Voor wie zich bezighoudt met Value Based Health Care (VBHC) was het ICHOM congres in Rotterdam een mooi moment om te horen wat er allemaal gebeurt. Te veel om hier allemaal te bespreken maar hieronder drie opvallende zaken:
1 VBHC is springlevend: 1200 deelnemers, waarvan ‘slechts’ 400 Nederlanders
2 VBHC is een aanpak van de lange adem, zo verzuchtte veel deelnemers en sprekers. Hier liggen twee zaken aan ten grondslag: de implementatie van een nieuwe werkwijze en het op orde krijgen van bijpassende IT neemt vaak jaren in beslag. Dit laatste is cruciaal voor o.a. het meten van PROMs.

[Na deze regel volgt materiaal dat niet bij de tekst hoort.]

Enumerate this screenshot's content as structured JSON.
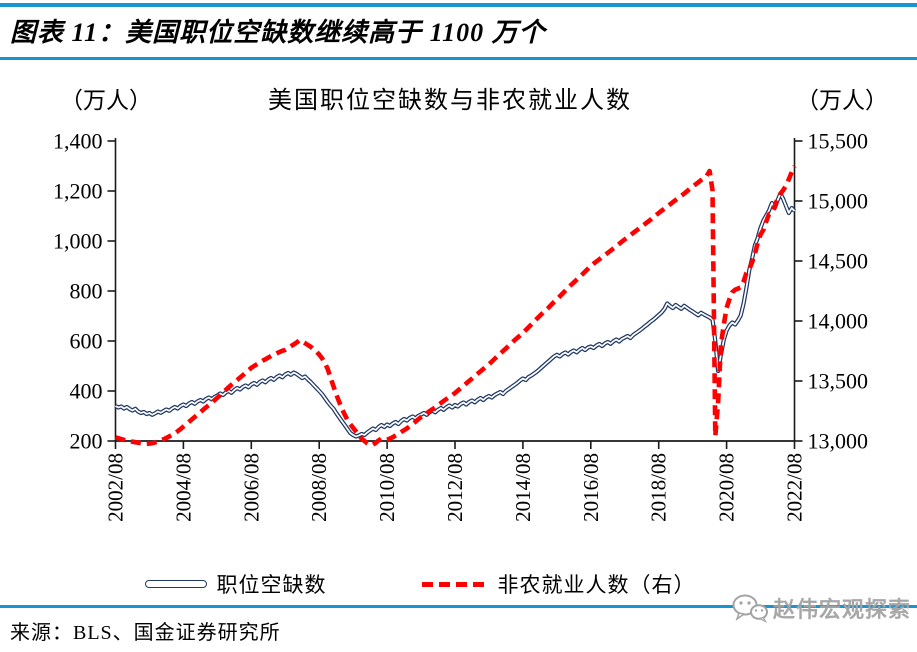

3 Ondanks de lange adem zien we toch een aantal hoopgevende en inspirerende voorbeelden (ook uit Nederland).
Gla:d
De meest in het oog springende vond ik Gla:D ® (geen typefout) uit Denemarken. Dit staat voor: Good Life with Osteoarthritis in Denmark, Gla:d ® werkt via het implementeren evidence-based best-practice behandelingen van knie- en heup-OA in de kliniek. Het gestandaardiseerde behandelplan bestaat uit twee onderwijssessies aan patiënten en 12 neuromusculaire oefentherapie sessies, in plaats het gebruik van paracetamol, anti-inflammatoire geneesmiddelen en opioïden. Vijf jaar na implementatie zijn meer dan 40.000 patiënten op deze manier behandeld, met betere uitkomsten rondom pijn, functie en kwaliteit van leven en gelijkblijvende tot lagere kosten. Zie hier voor meer info.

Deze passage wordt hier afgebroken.